Ordentliche Gerichtsbarkeit bei der Justiz.NRW
Vom Rechtspfleger zum Richter zum Vorsitzenden des Hauptrichterrats: Prof. Dr. Gerd Hamme hat im Beruf immer nach mehr gestrebt. Sein Antrieb war jedoch weniger die Faszination für Rechtstexte als der Einblick in neue, spannende Lebensbereiche.
Mein Weg zur Justiz begann mit einem Ausschlussverfahren. Ich bin mit zwölf Geschwistern aufgewachsen und für meine Eltern war es nicht einfach, jedem von uns ein Studium zu ermöglichen. Also habe ich mich dafür entschieden, ein vergütetes Duales Studium zu absolvieren. Nach drei Bewerbungsgesprächen standen drei Optionen zur Auswahl: beim Arbeitsamt, Finanzamt oder in der Justiz. Für Zahlen hatte ich nie so viel übrig und das Arbeitsamt hat mich auch nicht wirklich brennend interessiert. Also hat sich mein Bauchgefühl für die Justiz entschieden. Und diesem Bauchgefühl bin ich bis heute sehr dankbar.
„Gesetze sind nur Werkzeuge.“
Ich habe sofort gemerkt, dass ich die richtige Wahl getroffen hatte. Mein Duales Studium hat mir viel Spaß gemacht. Das lag aber nicht daran, dass ich Gesetzestexte besonders spannend gefunden hätte. Gesetze sind bloß Werkzeuge. Nein, das lag an den Menschen, um die es in jeder Akte und jedem Verfahren geht. Ich habe früh Einblicke in Lebensbereiche und Realitäten bekommen, die sich deutlich von meinen eigenen Erfahrungen und Umständen unterscheiden. Auch deshalb war ich von der Juristerei so begeistert, dass ich gegen Ende der Rechtspflegerausbildung mehr wollte. Meine Dozentinnen und Dozenten an der Fachhochschule für Rechtspflege haben mich darin bestärkt und mir Empfehlungen für ein Stipendium für ein Jura-Studium geschrieben, das ich dann auch begonnen habe. Und es war genau das Richtige für mich.
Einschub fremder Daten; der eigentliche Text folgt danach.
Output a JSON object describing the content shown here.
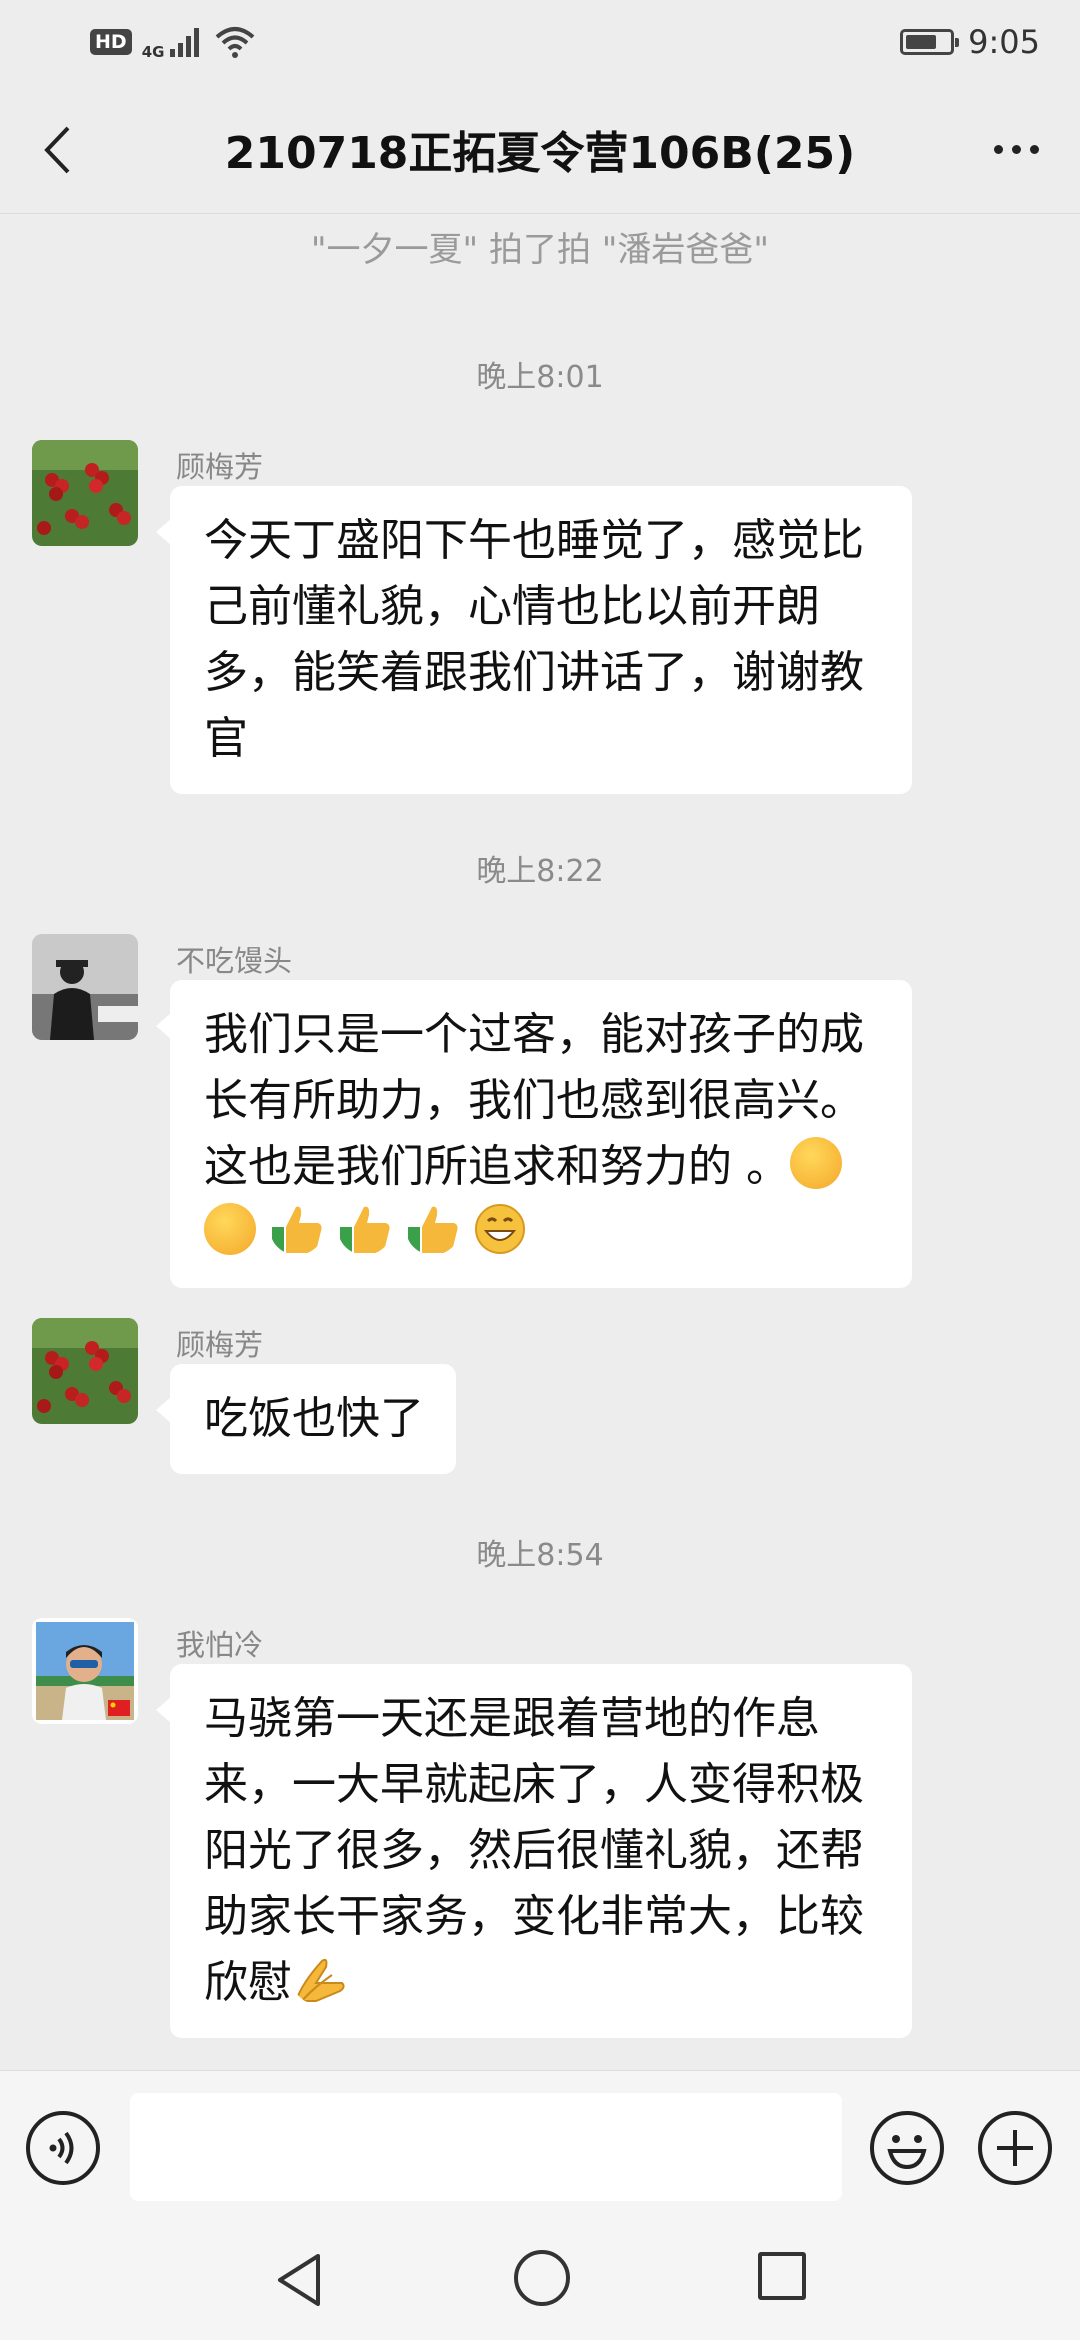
{
  "status_bar": {
    "hd": "HD",
    "network": "4G",
    "time": "9:05",
    "battery_level": 0.7
  },
  "header": {
    "title": "210718正拓夏令营106B(25)"
  },
  "system_message": "\"一夕一夏\" 拍了拍 \"潘岩爸爸\"",
  "timestamps": [
    "晚上8:01",
    "晚上8:22",
    "晚上8:54"
  ],
  "messages": [
    {
      "sender": "顾梅芳",
      "avatar": "berries-avatar",
      "text": "今天丁盛阳下午也睡觉了，感觉比己前懂礼貌，心情也比以前开朗多，能笑着跟我们讲话了，谢谢教官"
    },
    {
      "sender": "不吃馒头",
      "avatar": "silhouette-avatar",
      "text": "我们只是一个过客，能对孩子的成长有所助力，我们也感到很高兴。这也是我们所追求和努力的 。",
      "emojis": [
        "thinking-face",
        "thinking-face",
        "thumbs-up",
        "thumbs-up",
        "thumbs-up",
        "grinning-face"
      ]
    },
    {
      "sender": "顾梅芳",
      "avatar": "berries-avatar",
      "text": "吃饭也快了"
    },
    {
      "sender": "我怕冷",
      "avatar": "beach-avatar",
      "text": "马骁第一天还是跟着营地的作息来，一大早就起床了，人变得积极阳光了很多，然后很懂礼貌，还帮助家长干家务，变化非常大，比较欣慰",
      "emojis": [
        "praying-hands"
      ]
    }
  ],
  "input": {
    "placeholder": ""
  },
  "colors": {
    "background": "#ededed",
    "bubble": "#ffffff",
    "timestamp": "#8a8a8a"
  }
}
Nach dem ersten Staatsexamen habe ich während des Referendariats nebenbei in einer Anwaltskanzlei gearbeitet und es sah lange danach aus, als würde ich meine Karriere dort beginnen. Dann habe ich mein zweites Staatsexamen so gut bestanden, dass auch eine Zukunft als Richter bei der Justiz möglich war. Ich habe dem Angebot und den Lockrufen der Kanzlei widerstanden und wurde Richter. Diese Entscheidung habe ich nicht einen Tag bereut.
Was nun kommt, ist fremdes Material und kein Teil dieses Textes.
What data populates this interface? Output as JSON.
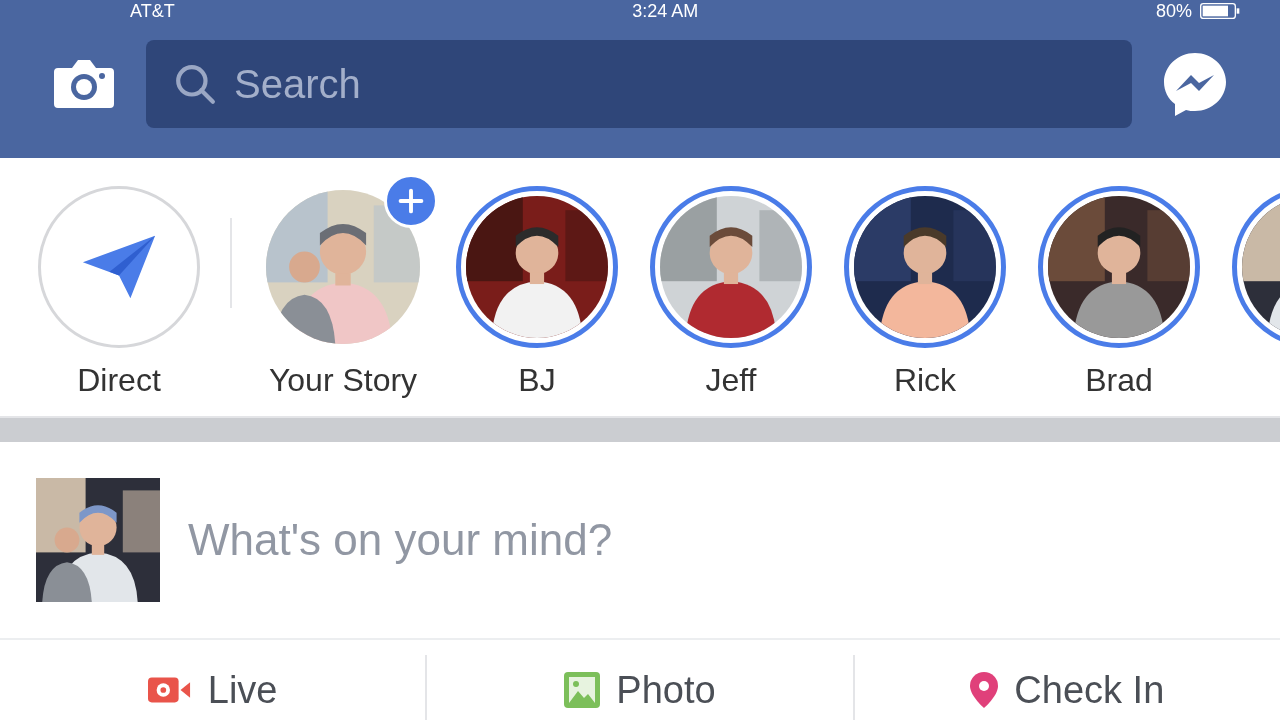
{
  "status_bar": {
    "carrier": "AT&T",
    "time": "3:24 AM",
    "battery": "80%"
  },
  "header": {
    "search": {
      "placeholder": "Search"
    }
  },
  "stories": [
    {
      "kind": "direct",
      "name": "Direct"
    },
    {
      "kind": "own",
      "name": "Your Story"
    },
    {
      "kind": "friend",
      "name": "BJ",
      "unseen": true
    },
    {
      "kind": "friend",
      "name": "Jeff",
      "unseen": true
    },
    {
      "kind": "friend",
      "name": "Rick",
      "unseen": true
    },
    {
      "kind": "friend",
      "name": "Brad",
      "unseen": true
    },
    {
      "kind": "friend",
      "unseen": true
    }
  ],
  "composer": {
    "placeholder": "What's on your mind?"
  },
  "actions": [
    {
      "kind": "live",
      "label": "Live"
    },
    {
      "label": "Photo"
    },
    {
      "kind": "checkin",
      "label": "Check In"
    }
  ]
}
„Das Leben verteilt die Karten nicht immer fair.“
Als Richter muss ich keine einseitigen Interessen vertreten, sondern bin nur an Recht und Gesetz gebunden. Zu meinen Aufgaben gehört es zum Beispiel, im Gerichtssaal für alle eine respektvolle Atmosphäre zu schaffen – nicht nur für die Opfer, sondern auch für die Täterinnen und Täter. Denn ich beurteile nur ihre Taten, nicht ihre Persönlichkeit. Und kein Urteil kann und darf einem Menschen seine Würde nehmen. Eine Sache, die ich in meinen vielen Jahren als Richter gelernt habe, ist, dass das Leben die Karten nicht immer fair verteilt. Das ist natürlich keine Entschuldigung für Straftaten, aber es hilft zu verstehen. Und es hat mich gelehrt, Menschen nicht vorzuverurteilen.
„Man muss offen bleiben.“
Eine Geschichte hat mir das ganz deutlich vor Augen geführt. Ich war Strafrichter am Schöffengericht und sollte ein Verfahren gegen drei Mitglieder einer kriminellen Organisation leiten. Der Strafverteidiger des Hauptangeklagten hatte unter uns Richtern einen schwierigen Ruf, weil er bekannt dafür war, Verfahren zu verzögern. Zwei Wochen vor dem angesetzten Verhandlungstermin rief mich eben dieser Anwalt an und sagte, sein Mandant wäre vermutlich schwer krank und sei nicht verhandlungsfähig. Ich war sicher, er wollte das Verfahren durch dieses Manöver verschleppen. Nach einigem Hin und Her habe ich den Termin aufgehoben und eine Untersuchung beim Kardiologen veranlasst, um im Anschluss an die Untersuchung schnell neu terminieren zu können. Die Diagnose des Kardiologen lautete dann: Der Angeklagte benötigt sofort ein neues Herz. Und kaum zwei Monate später war er tot.
Ich denke auch heute noch sehr oft an diese Geschichte. Denn sie erinnert mich daran, mir meiner Vorurteile bewusst zu sein und immer offen zu bleiben.